Background: Eveningness may be defined as the tendency to be most active and alert during the evening. Previous research has linked eveningness with maladaptive psychological outcomes, and recent evidence has highlighted circadian dysregulation as a novel factor in psychopathology, including obsessive-compulsive disorder (OCD). However, limited research has examined the unique relationship between eveningness and OC symptoms. Two studies were conducted to thoroughly examine the links between eveningness and OC symptoms, while also considering the role of depression symptoms and sleep-related factors.
Methods: Using a cross-sectional approach, Study 1 examined the association between eveningness and OC symptoms when controlling for depression symptoms.

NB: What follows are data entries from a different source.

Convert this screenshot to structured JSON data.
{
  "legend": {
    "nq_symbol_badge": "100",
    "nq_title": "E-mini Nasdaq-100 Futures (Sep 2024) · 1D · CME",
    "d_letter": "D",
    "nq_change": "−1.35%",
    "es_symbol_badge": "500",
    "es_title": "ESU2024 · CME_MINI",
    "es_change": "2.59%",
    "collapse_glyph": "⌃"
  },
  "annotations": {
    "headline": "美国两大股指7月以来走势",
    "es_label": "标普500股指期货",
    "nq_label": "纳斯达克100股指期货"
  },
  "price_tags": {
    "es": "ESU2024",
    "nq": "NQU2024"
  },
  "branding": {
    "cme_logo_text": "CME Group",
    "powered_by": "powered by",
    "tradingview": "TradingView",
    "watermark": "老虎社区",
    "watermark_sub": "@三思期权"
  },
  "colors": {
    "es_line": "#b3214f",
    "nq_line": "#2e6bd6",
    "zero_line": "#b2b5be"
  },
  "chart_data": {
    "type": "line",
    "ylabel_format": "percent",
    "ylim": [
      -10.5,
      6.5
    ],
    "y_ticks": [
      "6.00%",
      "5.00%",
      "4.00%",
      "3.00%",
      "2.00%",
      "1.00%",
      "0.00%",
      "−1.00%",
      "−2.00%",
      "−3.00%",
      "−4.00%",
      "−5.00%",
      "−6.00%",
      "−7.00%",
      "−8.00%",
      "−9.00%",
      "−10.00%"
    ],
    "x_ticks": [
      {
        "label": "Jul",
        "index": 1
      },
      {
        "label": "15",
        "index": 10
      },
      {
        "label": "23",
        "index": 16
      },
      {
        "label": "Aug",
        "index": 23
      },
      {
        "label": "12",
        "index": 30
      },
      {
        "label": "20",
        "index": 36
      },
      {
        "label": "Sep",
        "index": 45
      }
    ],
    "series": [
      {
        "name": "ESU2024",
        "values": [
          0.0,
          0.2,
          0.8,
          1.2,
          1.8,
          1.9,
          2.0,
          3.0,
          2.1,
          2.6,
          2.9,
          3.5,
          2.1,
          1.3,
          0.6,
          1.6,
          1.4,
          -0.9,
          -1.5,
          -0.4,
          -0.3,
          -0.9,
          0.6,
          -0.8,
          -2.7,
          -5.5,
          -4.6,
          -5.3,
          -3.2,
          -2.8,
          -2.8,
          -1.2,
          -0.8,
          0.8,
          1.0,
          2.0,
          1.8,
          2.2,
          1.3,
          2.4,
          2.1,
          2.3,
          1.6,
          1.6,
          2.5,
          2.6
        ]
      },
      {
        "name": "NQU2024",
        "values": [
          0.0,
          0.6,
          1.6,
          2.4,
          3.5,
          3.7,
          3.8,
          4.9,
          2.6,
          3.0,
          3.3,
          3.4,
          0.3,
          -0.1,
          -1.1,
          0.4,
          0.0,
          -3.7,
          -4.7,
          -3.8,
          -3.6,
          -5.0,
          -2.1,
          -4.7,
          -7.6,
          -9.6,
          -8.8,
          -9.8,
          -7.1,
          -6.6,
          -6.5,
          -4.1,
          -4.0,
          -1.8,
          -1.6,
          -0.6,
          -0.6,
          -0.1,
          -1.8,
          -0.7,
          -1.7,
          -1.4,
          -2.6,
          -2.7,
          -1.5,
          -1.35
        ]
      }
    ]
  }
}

Study 2 then employed a prospective approach to examine the extent to which the relationship between eveningness and change in OC symptoms over 4 months is mediated by change in sleep disturbance and total sleep time when controlling for depression symptoms.
Results: Results indicated that depression better accounts for the cross-sectional association between eveningness and OC symptoms. However, eveningness was found to be a more robust prospective predictor of change in OC symptoms in Study 2. Furthermore, sleep disturbance, but not total sleep time, partially mediated the relationship between eveningness and OC symptoms.
Limitations: Single-method self-report approach, unselected sample, and lack of experimental manipulation.
Conclusions: These findings suggest that eveningness may contribute to the development of OC symptoms over time, in part due to its effect on sleep disturbance. Future research examining the role of circadian dysregulation in OCD may uncover novel physiological mechanisms.
Keywords: Chronotype; Circadian; Eveningness; OCD; Sleep.